Aside from the above, the Central Bank of Kenya’s Guidance Note on Climate-Related Risk Management and the Kenya Bankers Association’s Sustainable Finance Initiative place a burden on the directors of both financial institutions and companies under CMA’s regulatory sandbox, to include ESG reporting, and develop strategies that include ESG considerations.


The NSE’s ESG Disclosure Manual also has implications for the governance of listed companies. Unlike in the past, listed companies are now required to implement ESG reporting into their reporting mechanisms.


Challenges and opportunities


Despite the ongoing efforts to establish a comprehensive regulatory framework for ESG reporting, several challenges persist:

  1. Lack of standardization: the absence of standardized ESG reporting guidelines can result in inconsistent and fragmented reporting practices across different industries.

  2. Data availability: limited access to reliable ESG data can hinder accurate reporting, especially in the social and governance dimensions.

  3. Awareness and capacity: many businesses may lack awareness and understanding of ESG reporting's importance and may require capacity-building initiatives.

  4. Enforcement: the effectiveness of the regulatory framework will depend on robust enforcement mechanisms to ensure compliance with ESG reporting requirements.

However, these challenges also present opportunities for progress:

  1. Collaborative efforts: stakeholders including regulatory bodies, businesses, industry associations, and non-governmental organizations can, and should collaborate to develop comprehensive ESG reporting guidelines.

  2. Capacity building: training programs, workshops, and educational resources will enhance businesses' understanding of ESG reporting principles and implementation.

  3. Investor engagement: investors can exert pressure on companies to adopt ESG reporting practices by considering sustainability criteria when making investment decisions.

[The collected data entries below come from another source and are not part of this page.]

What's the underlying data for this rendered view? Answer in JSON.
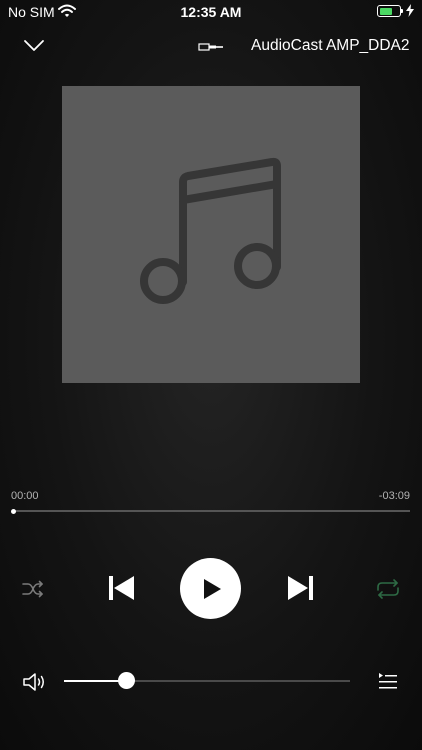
{
  "status_bar": {
    "carrier": "No SIM",
    "time": "12:35 AM",
    "battery_level": 0.72,
    "battery_color": "#4cd964"
  },
  "header": {
    "collapse_icon": "chevron-down-icon",
    "device_icon": "cable-plug-icon",
    "device_name": "AudioCast AMP_DDA2"
  },
  "artwork": {
    "placeholder_icon": "music-note-icon",
    "background": "#5b5b5b",
    "icon_color": "#363636"
  },
  "progress": {
    "elapsed": "00:00",
    "remaining": "-03:09",
    "fraction": 0.0
  },
  "controls": {
    "shuffle_icon": "shuffle-icon",
    "previous_icon": "skip-previous-icon",
    "play_icon": "play-icon",
    "next_icon": "skip-next-icon",
    "repeat_icon": "repeat-icon",
    "repeat_color": "#2e6b45"
  },
  "volume": {
    "icon": "volume-icon",
    "level": 0.22
  },
  "queue": {
    "icon": "queue-list-icon"
  }
}
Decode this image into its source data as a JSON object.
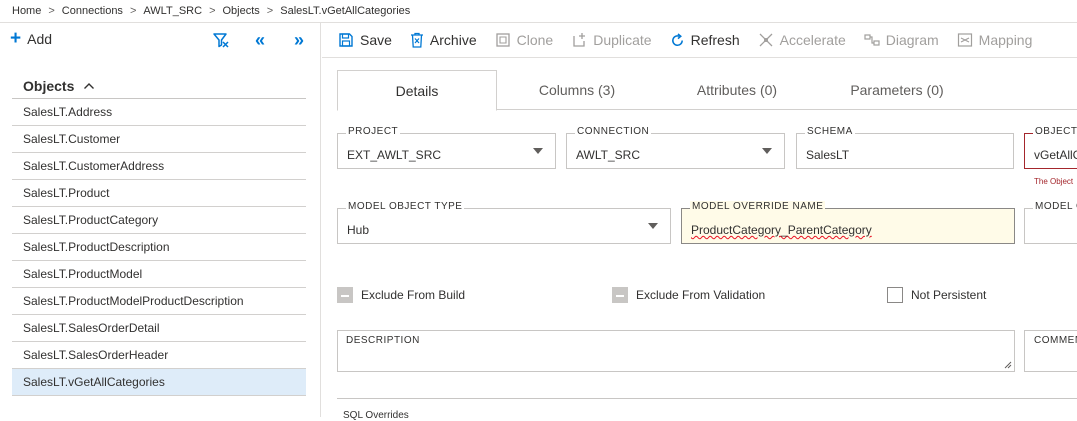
{
  "breadcrumb": [
    "Home",
    "Connections",
    "AWLT_SRC",
    "Objects",
    "SalesLT.vGetAllCategories"
  ],
  "left": {
    "add_label": "Add",
    "objects_header": "Objects",
    "items": [
      "SalesLT.Address",
      "SalesLT.Customer",
      "SalesLT.CustomerAddress",
      "SalesLT.Product",
      "SalesLT.ProductCategory",
      "SalesLT.ProductDescription",
      "SalesLT.ProductModel",
      "SalesLT.ProductModelProductDescription",
      "SalesLT.SalesOrderDetail",
      "SalesLT.SalesOrderHeader",
      "SalesLT.vGetAllCategories"
    ],
    "selected_index": 10
  },
  "toolbar": {
    "save": "Save",
    "archive": "Archive",
    "clone": "Clone",
    "duplicate": "Duplicate",
    "refresh": "Refresh",
    "accelerate": "Accelerate",
    "diagram": "Diagram",
    "mapping": "Mapping"
  },
  "tabs": [
    "Details",
    "Columns (3)",
    "Attributes (0)",
    "Parameters (0)"
  ],
  "form": {
    "project_label": "PROJECT",
    "project_value": "EXT_AWLT_SRC",
    "connection_label": "CONNECTION",
    "connection_value": "AWLT_SRC",
    "schema_label": "SCHEMA",
    "schema_value": "SalesLT",
    "object_label": "OBJECT N",
    "object_value": "vGetAllC",
    "object_error": "The Object",
    "model_type_label": "MODEL OBJECT TYPE",
    "model_type_value": "Hub",
    "override_label": "MODEL OVERRIDE NAME",
    "override_value": "ProductCategory_ParentCategory",
    "model_g_label": "MODEL G",
    "exclude_build": "Exclude From Build",
    "exclude_validation": "Exclude From Validation",
    "not_persistent": "Not Persistent",
    "description_label": "DESCRIPTION",
    "comment_label": "COMMEN",
    "bottom_label": "SQL Overrides"
  },
  "colors": {
    "accent": "#0078d4",
    "selected": "#deecf9",
    "error": "#a4262c",
    "highlight_bg": "#fffbe8"
  }
}
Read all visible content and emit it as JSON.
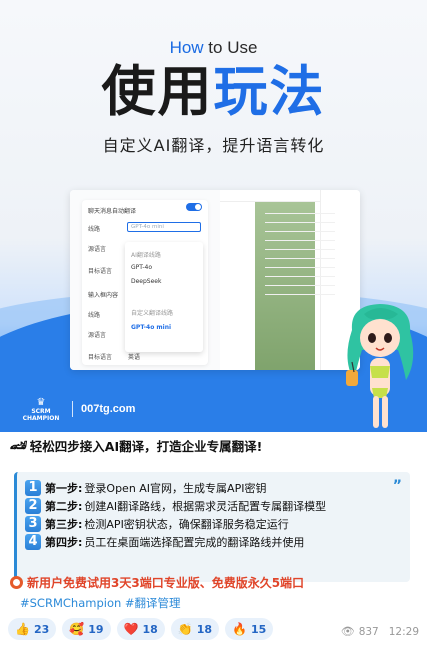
{
  "poster": {
    "howto_highlight": "How",
    "howto_rest": " to Use",
    "title_a": "使用",
    "title_b": "玩法",
    "subtitle": "自定义AI翻译，提升语言转化",
    "brand_top": "SCRM",
    "brand_bottom": "CHAMPION",
    "site": "007tg.com",
    "settings": {
      "auto_translate": "聊天消息自动翻译",
      "route_label": "线路",
      "route_value": "GPT-4o mini",
      "source_label": "源语言",
      "target_label": "目标语言",
      "input_label": "输入框内容",
      "route2_label": "线路",
      "source2_label": "源语言",
      "target2_label": "目标语言",
      "target2_value": "英语"
    },
    "dropdown": {
      "group": "AI翻译线路",
      "opt1": "GPT-4o",
      "opt2": "DeepSeek",
      "group2": "自定义翻译线路",
      "opt3": "GPT-4o mini"
    }
  },
  "message": {
    "headline_emoji": "🏎",
    "headline": "轻松四步接入AI翻译，打造企业专属翻译!",
    "steps": [
      {
        "num": "1",
        "key": "第一步:",
        "text": "登录Open AI官网，生成专属API密钥"
      },
      {
        "num": "2",
        "key": "第二步:",
        "text": "创建AI翻译路线，根据需求灵活配置专属翻译模型"
      },
      {
        "num": "3",
        "key": "第三步:",
        "text": "检测API密钥状态，确保翻译服务稳定运行"
      },
      {
        "num": "4",
        "key": "第四步:",
        "text": "员工在桌面端选择配置完成的翻译路线并使用"
      }
    ],
    "quote_mark": "”",
    "promo": "新用户免费试用3天3端口专业版、免费版永久5端口",
    "tags": "#SCRMChampion #翻译管理"
  },
  "reactions": [
    {
      "icon": "👍",
      "count": "23"
    },
    {
      "icon": "🥰",
      "count": "19"
    },
    {
      "icon": "❤️",
      "count": "18"
    },
    {
      "icon": "👏",
      "count": "18"
    },
    {
      "icon": "🔥",
      "count": "15"
    }
  ],
  "meta": {
    "views": "837",
    "time": "12:29"
  },
  "colors": {
    "accent": "#1f6ee6",
    "link": "#2c8ad8",
    "promo": "#e0452a"
  }
}
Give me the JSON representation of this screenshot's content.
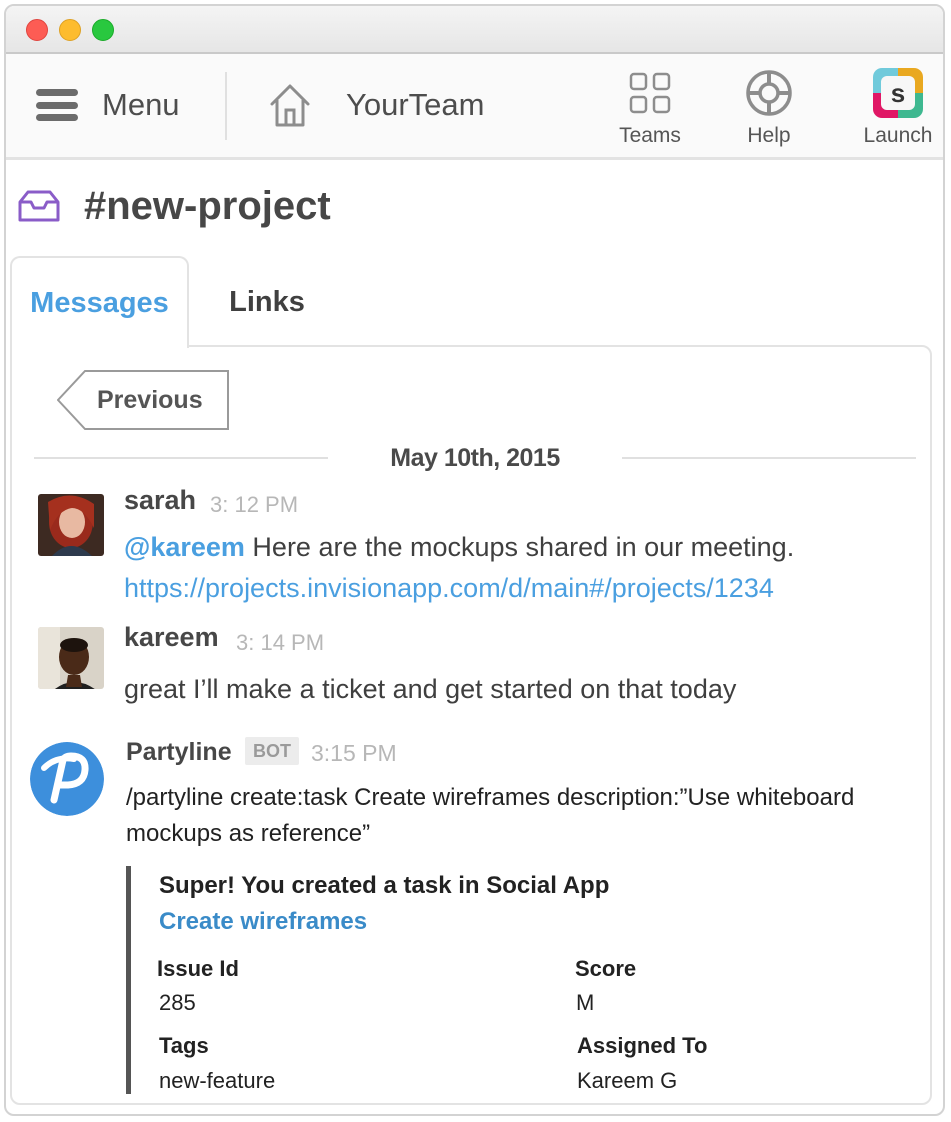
{
  "topbar": {
    "menu_label": "Menu",
    "team_name": "YourTeam",
    "actions": [
      {
        "label": "Teams",
        "icon": "grid-icon"
      },
      {
        "label": "Help",
        "icon": "lifebuoy-icon"
      },
      {
        "label": "Launch",
        "icon": "slack-logo-icon"
      }
    ],
    "launch_logo_letter": "s"
  },
  "channel": {
    "name": "#new-project",
    "icon": "inbox-icon",
    "accent_color": "#8a5cc8"
  },
  "tabs": [
    {
      "label": "Messages",
      "active": true
    },
    {
      "label": "Links",
      "active": false
    }
  ],
  "pagination": {
    "previous_label": "Previous"
  },
  "date_divider": "May 10th, 2015",
  "messages": [
    {
      "author": "sarah",
      "time": "3: 12 PM",
      "mention": "@kareem",
      "text": " Here are the mockups  shared in our meeting.",
      "link": "https://projects.invisionapp.com/d/main#/projects/1234"
    },
    {
      "author": "kareem",
      "time": "3: 14 PM",
      "text": "great I’ll make a ticket and get started on that today"
    },
    {
      "author": "Partyline",
      "badge": "BOT",
      "time": "3:15 PM",
      "text": "/partyline create:task Create wireframes description:”Use whiteboard mockups as reference”",
      "attachment": {
        "title": "Super! You created a task in Social App",
        "link_text": "Create wireframes",
        "fields": [
          {
            "label": "Issue Id",
            "value": "285"
          },
          {
            "label": "Score",
            "value": "M"
          },
          {
            "label": "Tags",
            "value": "new-feature"
          },
          {
            "label": "Assigned To",
            "value": "Kareem G"
          }
        ]
      }
    }
  ],
  "colors": {
    "link": "#4a9fe0",
    "attachment_link": "#3a8bc8",
    "bot_brand": "#3d8fdc"
  }
}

  4. Technological solutions: utilizing technology for data collection, analysis, and reporting can streamline the ESG reporting process and improve data accuracy.


Conclusion


Kenya's legal framework for ESG reporting underscores the nation's dedication to cultivating sustainable development and ethical business conduct. By incentivizing companies to reveal their endeavours in ESG domains, Kenya is not only aligning with worldwide patterns but also positioning itself as an attractive hub for investments driven by social responsibility. As the challenges are mitigated, and the framework matures, the undeniable advantages of ESG reporting are poised to outweigh any associated cost implications.